I remember driving through traffic last night on I-90, entering Boston, when Tristan Harris, former Google design ethicist, warned on The Diary of a CEO podcast that AI is becoming an existential threat. He compared its scale to nuclear weapons and to the ozone-depleting refrigerants that 197 countries agreed to phase out in 1987, in an act of near-universal coordination.

 

I remember thinking that his point was not to abandon AI, but to wrestle with the ethical complexity in public: to name its pace, its power, and its incentives, and to decide what we are willing to permit before the defaults become impossible to reverse.

 

And I remember the sharper insight: AI is inviting, even demanding, that we get clearer about what we value in humanity: dignity, creativity, soul, connection.
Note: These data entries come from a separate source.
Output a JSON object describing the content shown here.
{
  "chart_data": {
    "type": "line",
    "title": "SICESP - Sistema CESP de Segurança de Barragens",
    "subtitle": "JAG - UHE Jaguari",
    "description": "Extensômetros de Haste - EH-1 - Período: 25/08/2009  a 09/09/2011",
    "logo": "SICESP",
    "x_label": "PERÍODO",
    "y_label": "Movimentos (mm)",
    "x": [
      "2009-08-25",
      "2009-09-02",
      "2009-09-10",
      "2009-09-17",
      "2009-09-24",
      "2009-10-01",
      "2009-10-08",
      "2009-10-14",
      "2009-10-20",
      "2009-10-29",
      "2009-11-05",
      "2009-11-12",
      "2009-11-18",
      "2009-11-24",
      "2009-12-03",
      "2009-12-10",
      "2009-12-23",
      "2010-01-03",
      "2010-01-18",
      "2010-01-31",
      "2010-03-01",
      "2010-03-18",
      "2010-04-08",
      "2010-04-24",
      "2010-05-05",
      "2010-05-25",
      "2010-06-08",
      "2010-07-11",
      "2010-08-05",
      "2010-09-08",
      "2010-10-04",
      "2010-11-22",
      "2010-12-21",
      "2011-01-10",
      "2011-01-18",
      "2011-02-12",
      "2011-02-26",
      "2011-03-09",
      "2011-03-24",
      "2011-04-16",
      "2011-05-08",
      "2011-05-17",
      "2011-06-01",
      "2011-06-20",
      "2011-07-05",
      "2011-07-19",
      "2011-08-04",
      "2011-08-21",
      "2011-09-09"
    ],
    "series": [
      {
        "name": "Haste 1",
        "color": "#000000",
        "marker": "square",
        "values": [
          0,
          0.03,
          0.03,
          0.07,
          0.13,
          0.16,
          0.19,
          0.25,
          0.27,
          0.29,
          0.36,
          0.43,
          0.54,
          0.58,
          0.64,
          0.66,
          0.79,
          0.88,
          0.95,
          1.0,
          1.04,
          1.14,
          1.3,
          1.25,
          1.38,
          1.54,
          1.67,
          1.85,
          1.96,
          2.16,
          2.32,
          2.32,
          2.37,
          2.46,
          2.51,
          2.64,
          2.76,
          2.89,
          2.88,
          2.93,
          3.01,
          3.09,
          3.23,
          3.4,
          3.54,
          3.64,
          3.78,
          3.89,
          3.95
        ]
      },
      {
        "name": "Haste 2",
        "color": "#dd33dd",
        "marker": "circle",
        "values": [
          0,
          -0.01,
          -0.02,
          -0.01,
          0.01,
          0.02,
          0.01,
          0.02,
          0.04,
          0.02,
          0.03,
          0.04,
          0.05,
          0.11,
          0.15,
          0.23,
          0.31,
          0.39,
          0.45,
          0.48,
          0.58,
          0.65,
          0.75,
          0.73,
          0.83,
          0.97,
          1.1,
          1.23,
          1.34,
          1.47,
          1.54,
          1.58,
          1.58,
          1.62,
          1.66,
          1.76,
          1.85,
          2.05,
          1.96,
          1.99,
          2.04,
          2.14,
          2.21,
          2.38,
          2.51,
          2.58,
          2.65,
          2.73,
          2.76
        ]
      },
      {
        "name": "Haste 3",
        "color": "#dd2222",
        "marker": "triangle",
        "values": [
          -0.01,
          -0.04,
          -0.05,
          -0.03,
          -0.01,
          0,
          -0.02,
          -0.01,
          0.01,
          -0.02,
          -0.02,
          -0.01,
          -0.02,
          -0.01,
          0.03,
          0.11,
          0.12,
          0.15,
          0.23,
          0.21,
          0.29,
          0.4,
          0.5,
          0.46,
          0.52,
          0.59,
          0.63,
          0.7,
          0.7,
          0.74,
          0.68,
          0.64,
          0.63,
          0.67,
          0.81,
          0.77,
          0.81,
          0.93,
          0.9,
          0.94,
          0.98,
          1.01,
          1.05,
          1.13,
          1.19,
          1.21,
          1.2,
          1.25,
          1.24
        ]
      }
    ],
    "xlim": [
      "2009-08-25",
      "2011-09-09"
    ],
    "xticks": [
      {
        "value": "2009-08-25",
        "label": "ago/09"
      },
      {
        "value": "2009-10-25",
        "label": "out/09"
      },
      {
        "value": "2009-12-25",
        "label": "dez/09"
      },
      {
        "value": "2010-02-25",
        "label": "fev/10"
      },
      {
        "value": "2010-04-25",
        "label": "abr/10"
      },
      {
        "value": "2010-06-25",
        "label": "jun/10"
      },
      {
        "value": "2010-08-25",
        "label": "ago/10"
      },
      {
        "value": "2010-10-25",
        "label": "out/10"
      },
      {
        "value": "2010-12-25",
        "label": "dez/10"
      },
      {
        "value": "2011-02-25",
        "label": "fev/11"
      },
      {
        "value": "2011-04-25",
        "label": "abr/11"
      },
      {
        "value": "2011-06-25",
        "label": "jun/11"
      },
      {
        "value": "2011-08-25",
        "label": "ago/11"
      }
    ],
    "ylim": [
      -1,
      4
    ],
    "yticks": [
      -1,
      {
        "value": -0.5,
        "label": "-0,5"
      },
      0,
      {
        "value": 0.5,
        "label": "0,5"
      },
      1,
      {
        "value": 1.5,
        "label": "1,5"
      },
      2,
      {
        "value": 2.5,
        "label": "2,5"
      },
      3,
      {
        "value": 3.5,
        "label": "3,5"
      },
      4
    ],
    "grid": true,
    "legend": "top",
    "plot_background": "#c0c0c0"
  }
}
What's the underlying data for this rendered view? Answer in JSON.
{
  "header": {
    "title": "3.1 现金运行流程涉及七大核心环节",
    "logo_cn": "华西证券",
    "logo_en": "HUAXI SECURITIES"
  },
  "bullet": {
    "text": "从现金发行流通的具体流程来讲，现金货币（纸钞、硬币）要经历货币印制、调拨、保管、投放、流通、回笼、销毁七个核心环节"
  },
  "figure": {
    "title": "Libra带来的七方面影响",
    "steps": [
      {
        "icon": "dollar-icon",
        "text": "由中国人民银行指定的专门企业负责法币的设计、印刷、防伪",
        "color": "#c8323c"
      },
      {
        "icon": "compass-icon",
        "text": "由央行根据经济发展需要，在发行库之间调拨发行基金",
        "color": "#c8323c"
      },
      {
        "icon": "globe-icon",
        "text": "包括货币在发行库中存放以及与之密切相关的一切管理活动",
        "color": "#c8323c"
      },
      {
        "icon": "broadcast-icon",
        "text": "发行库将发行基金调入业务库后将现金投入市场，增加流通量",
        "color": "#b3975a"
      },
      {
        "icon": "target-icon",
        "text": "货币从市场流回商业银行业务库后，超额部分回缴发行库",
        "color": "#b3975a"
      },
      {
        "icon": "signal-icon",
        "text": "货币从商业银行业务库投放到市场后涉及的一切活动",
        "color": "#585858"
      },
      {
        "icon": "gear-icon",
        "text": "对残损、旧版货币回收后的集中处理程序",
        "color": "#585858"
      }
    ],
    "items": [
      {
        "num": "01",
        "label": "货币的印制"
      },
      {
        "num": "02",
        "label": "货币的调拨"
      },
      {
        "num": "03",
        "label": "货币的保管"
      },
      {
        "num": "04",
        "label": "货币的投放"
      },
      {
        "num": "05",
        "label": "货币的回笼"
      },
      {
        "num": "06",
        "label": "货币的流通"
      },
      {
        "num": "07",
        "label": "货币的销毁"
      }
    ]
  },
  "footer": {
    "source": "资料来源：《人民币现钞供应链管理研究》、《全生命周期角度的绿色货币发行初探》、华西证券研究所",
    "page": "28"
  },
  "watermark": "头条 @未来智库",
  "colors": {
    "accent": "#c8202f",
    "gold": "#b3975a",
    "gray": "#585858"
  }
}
Not as slogans, but as values we mean to protect.

 

I remember the pit in my stomach as I listened to Harris enumerate the risks and ethical questions we keep postponing: democratic erosion, economic upheaval, weaponisation. If displacement reaches into the billions worldwide, across professions (surgeons, lawyers, AI programmers) and sectors (customer service, machinists, long-haul truck drivers), who supports the transition? Who funds universal basic income (UBI) globally? What happens to democracy as power concentrates still further, not only in wealth but in access to computation, data, and influence?

 

I remember asking myself about my complicity: a wilful fogginess about AI’s economic trajectory; a reluctance to sit with entangled dilemmas; a desire to reduce it to a comforting binary, AI is good or AI is bad, so I can stop thinking.

 

I remember, too, how easily the nervous system reaches for closure under pressure. The exponential growth of AI demands a different capacity: the ability to hold ambiguity and paradox without rushing to certainty; to regulate myself long enough to see multiple perspectives at once; to stay in the conversation, when the answers are not obvious.

 

I remember wondering whether the sudden rise of New York City’s mayor-elect, Zohran Mamdani, reflects something adjacent to this: a broader hunger for community in anxious times, and a quiet recognition that no individual can go it alone.

 

I remember reversing my car into my garage space and asking myself what, precisely, I am refusing to know and to face.

 

I remember asking myself how comfortable I am engaging in AI ethics when I don’t know the answers, yet I can see some of the risks: ubiquitous surveillance, automated misinformation, and the concentration of compute, data, and wealth in very few hands.